Oil Inertia
When I wrote my climate change lament Climate Inertia last year, I felt upset that I had not been able to choose a more appropriate word than "inertia" to describe the situation. Disappointed, I wrote this word choice off as yet more evidence of middle-aged aphasia, but maybe I was wrong. After listening to an episode of The Agenda podcast called Oil Woes and Ontario, I heard a lot of distressing points made:
Low oil prices are good for Ontario because of lower transportation costs and increased growth in the US economy.
Even though oil prices have halved, oil producers cannot cut back production because then they will lose more money than if they stop production. The best we can hope for is that they will delay expansion, and even projects that are "half built" will be completed.
Once the infrastructure of oil production is built it can continue producing oil even at $40/barrel.
Even if there is increased revenue from manufacturing in Ontario because of low Canadian dollars, it won't be enough to compensate for the loss of revenue in the tarsands (but somehow Canada is not a petro-state?)

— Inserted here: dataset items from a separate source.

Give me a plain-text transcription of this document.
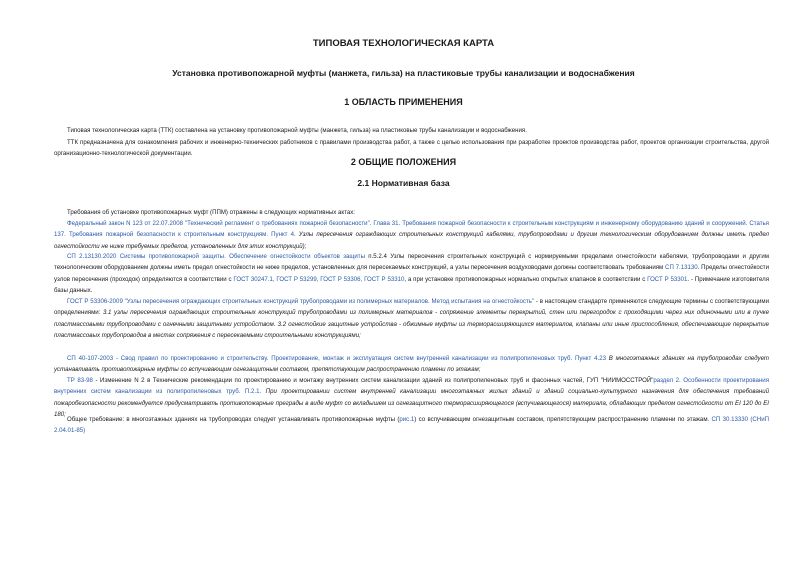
ТИПОВАЯ ТЕХНОЛОГИЧЕСКАЯ КАРТА
Установка противопожарной муфты (манжета, гильза) на пластиковые трубы канализации и водоснабжения
1 ОБЛАСТЬ ПРИМЕНЕНИЯ

Типовая технологическая карта (ТТК) составлена на установку противопожарной муфты (манжета, гильза) на пластиковые трубы канализации и водоснабжения.

ТТК предназначена для ознакомления рабочих и инженерно-технических работников с правилами производства работ, а также с целью использования при разработке проектов производства работ, проектов организации строительства, другой организационно-технологической документации.

2 ОБЩИЕ ПОЛОЖЕНИЯ
2.1 Нормативная база

Требования об установке противопожарных муфт (ППМ) отражены в следующих нормативных актах:

Федеральный закон N 123 от 22.07.2008 "Технический регламент о требованиях пожарной безопасности". Глава 31. Требования пожарной безопасности к строительным конструкциям и инженерному оборудованию зданий и сооружений. Статья 137. Требования пожарной безопасности к строительным конструкциям. Пункт 4. Узлы пересечения ограждающих строительных конструкций кабелями, трубопроводами и другим технологическим оборудованием должны иметь предел огнестойкости не ниже требуемых пределов, установленных для этих конструкций);

СП 2.13130.2020 Системы противопожарной защиты. Обеспечение огнестойкости объектов защиты п.5.2.4 Узлы пересечения строительных конструкций с нормируемыми пределами огнестойкости кабелями, трубопроводами и другим технологическим оборудованием должны иметь предел огнестойкости не ниже пределов, установленных для пересекаемых конструкций, а узлы пересечения воздуховодами должны соответствовать требованиям СП 7.13130. Пределы огнестойкости узлов пересечения (проходок) определяются в соответствии с ГОСТ 30247.1, ГОСТ Р 53299, ГОСТ Р 53306, ГОСТ Р 53310, а при установке противопожарных нормально открытых клапанов в соответствии с ГОСТ Р 53301. - Примечание изготовителя базы данных.

ГОСТ Р 53306-2009 "Узлы пересечения ограждающих строительных конструкций трубопроводами из полимерных материалов. Метод испытания на огнестойкость" - в настоящем стандарте применяются следующие термины с соответствующими определениями: 3.1 узлы пересечения ограждающих строительных конструкций трубопроводами из полимерных материалов - сопряжение элементы перекрытий, стен или перегородок с проходящими через них одиночными или в пучке пластмассовыми трубопроводами с огнечными защитными устройством. 3.2 огнестойкие защитные устройства - обжимные муфты из терморасширяющихся материалов, клапаны или иные приспособления, обеспечивающие перекрытие пластмассовых трубопроводов в местах сопряжения с пересекаемыми строительными конструкциями;

СП 40-107-2003 - Свод правил по проектированию и строительству. Проектирование, монтаж и эксплуатация систем внутренней канализации из полипропиленовых труб. Пункт 4.23 В многоэтажных зданиях на трубопроводах следует устанавливать противопожарные муфты со вспучивающим огнезащитным составом, препятствующим распространению пламени по этажам;

ТР 83-98 - Изменение N 2 в Технические рекомендации по проектированию и монтажу внутренних систем канализации зданий из полипропиленовых труб и фасонных частей, ГУП "НИИМОССТРОЙ"раздел 2. Особенности проектирования внутренних систем канализации из полипропиленовых труб. П.2.1. При проектировании систем внутренней канализации многоэтажных жилых зданий и зданий социально-культурного назначения для обеспечения требований пожаробезопасности рекомендуется предусматривать противопожарные преграды в виде муфт со вкладышем из огнезащитного терморасширяющегося (вспучивающегося) материала, обладающих пределом огнестойкости от EI 120 до EI 180;

Общее требование: в многоэтажных зданиях на трубопроводах следует устанавливать противопожарные муфты (рис.1) со вспучивающим огнезащитным составом, препятствующим распространению пламени по этажам. СП 30.13330 (СНиП 2.04.01-85)
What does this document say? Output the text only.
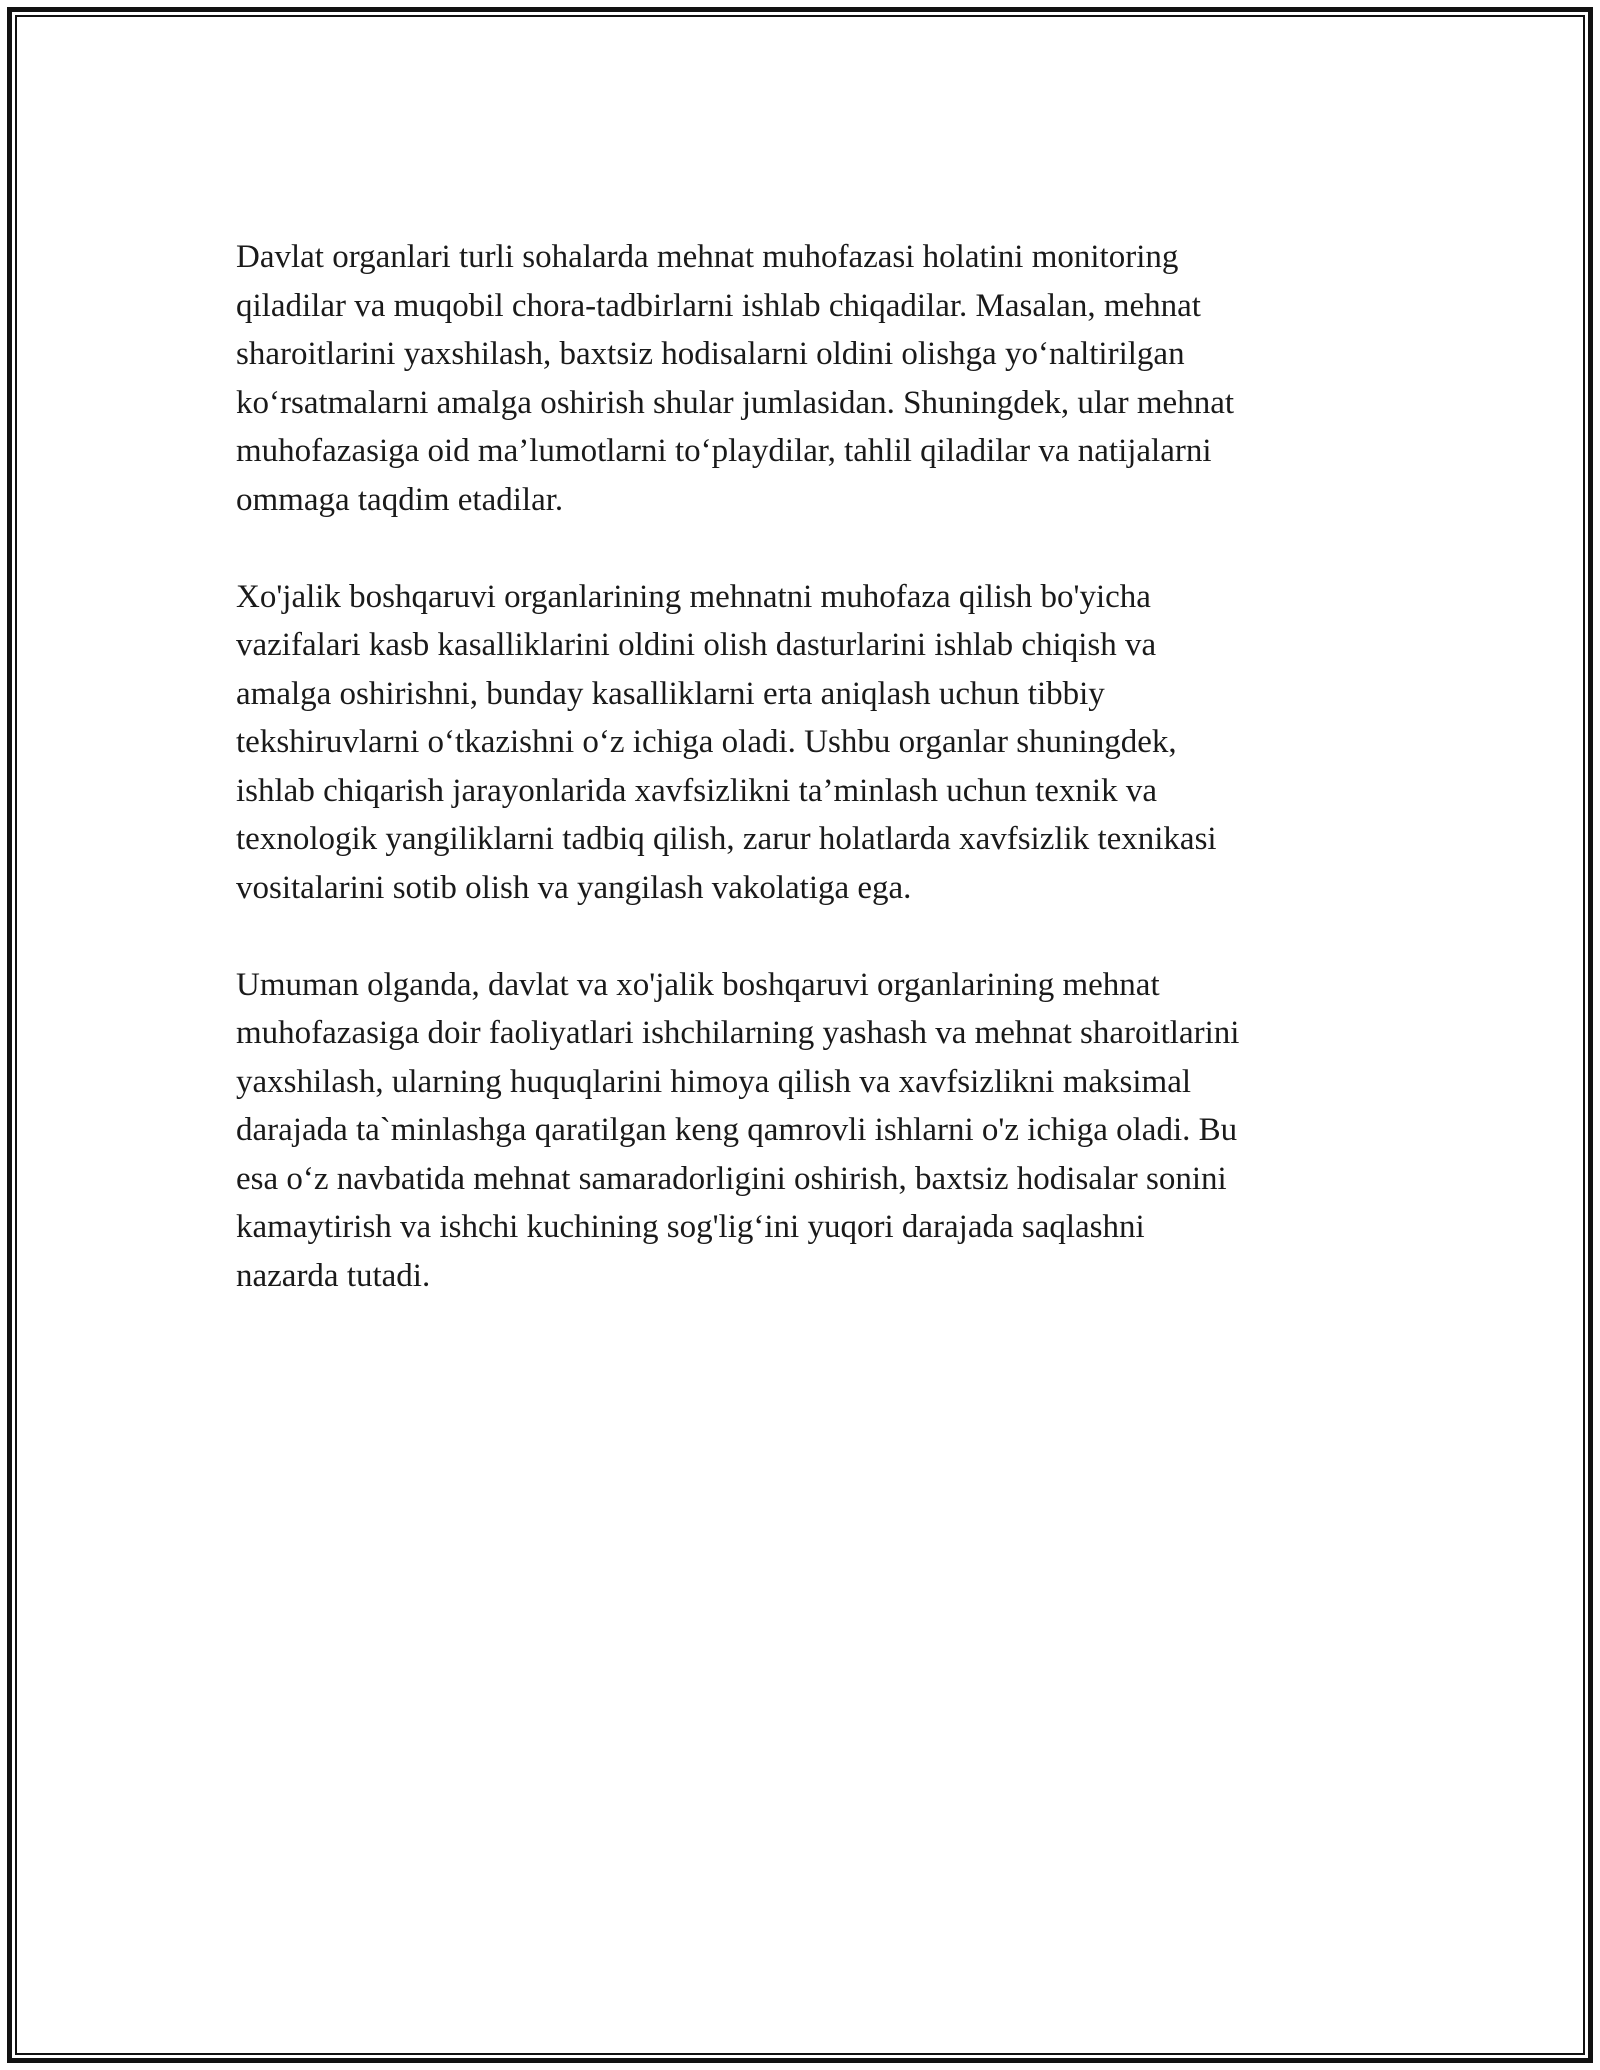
Davlat organlari turli sohalarda mehnat muhofazasi holatini monitoring
qiladilar va muqobil chora-tadbirlarni ishlab chiqadilar. Masalan, mehnat
sharoitlarini yaxshilash, baxtsiz hodisalarni oldini olishga yo‘naltirilgan
ko‘rsatmalarni amalga oshirish shular jumlasidan. Shuningdek, ular mehnat
muhofazasiga oid ma’lumotlarni to‘playdilar, tahlil qiladilar va natijalarni
ommaga taqdim etadilar.

Xo'jalik boshqaruvi organlarining mehnatni muhofaza qilish bo'yicha
vazifalari kasb kasalliklarini oldini olish dasturlarini ishlab chiqish va
amalga oshirishni, bunday kasalliklarni erta aniqlash uchun tibbiy
tekshiruvlarni o‘tkazishni o‘z ichiga oladi. Ushbu organlar shuningdek,
ishlab chiqarish jarayonlarida xavfsizlikni ta’minlash uchun texnik va
texnologik yangiliklarni tadbiq qilish, zarur holatlarda xavfsizlik texnikasi
vositalarini sotib olish va yangilash vakolatiga ega.

Umuman olganda, davlat va xo'jalik boshqaruvi organlarining mehnat
muhofazasiga doir faoliyatlari ishchilarning yashash va mehnat sharoitlarini
yaxshilash, ularning huquqlarini himoya qilish va xavfsizlikni maksimal
darajada ta`minlashga qaratilgan keng qamrovli ishlarni o'z ichiga oladi. Bu
esa o‘z navbatida mehnat samaradorligini oshirish, baxtsiz hodisalar sonini
kamaytirish va ishchi kuchining sog'lig‘ini yuqori darajada saqlashni
nazarda tutadi.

The oil will get to market one way or the other. "We are going to have oil, natural gas, and coal fuelling this world for decades to come, and that's why pipelines are important."
When oil is cheap then there is less pressure to develop alternative technologies.
The panel chuckled about Peak Oil, and pooh-poohed that it was real, and argued that fracking has changed everything.
All of this makes me more inclined to think we are in deep trouble.
There has been some news that has not fit with my pessimistic outlook: it looks as if Ontario is seriously pursuing a carbon tax. My pocketbook will not like a carbon tax, and a carbon tax is just one measure towards reducing emissions, but if this really is implemented (and lasts beyond one government's mandate) then maybe it is one force against the forces of inertia pushing us towards disaster.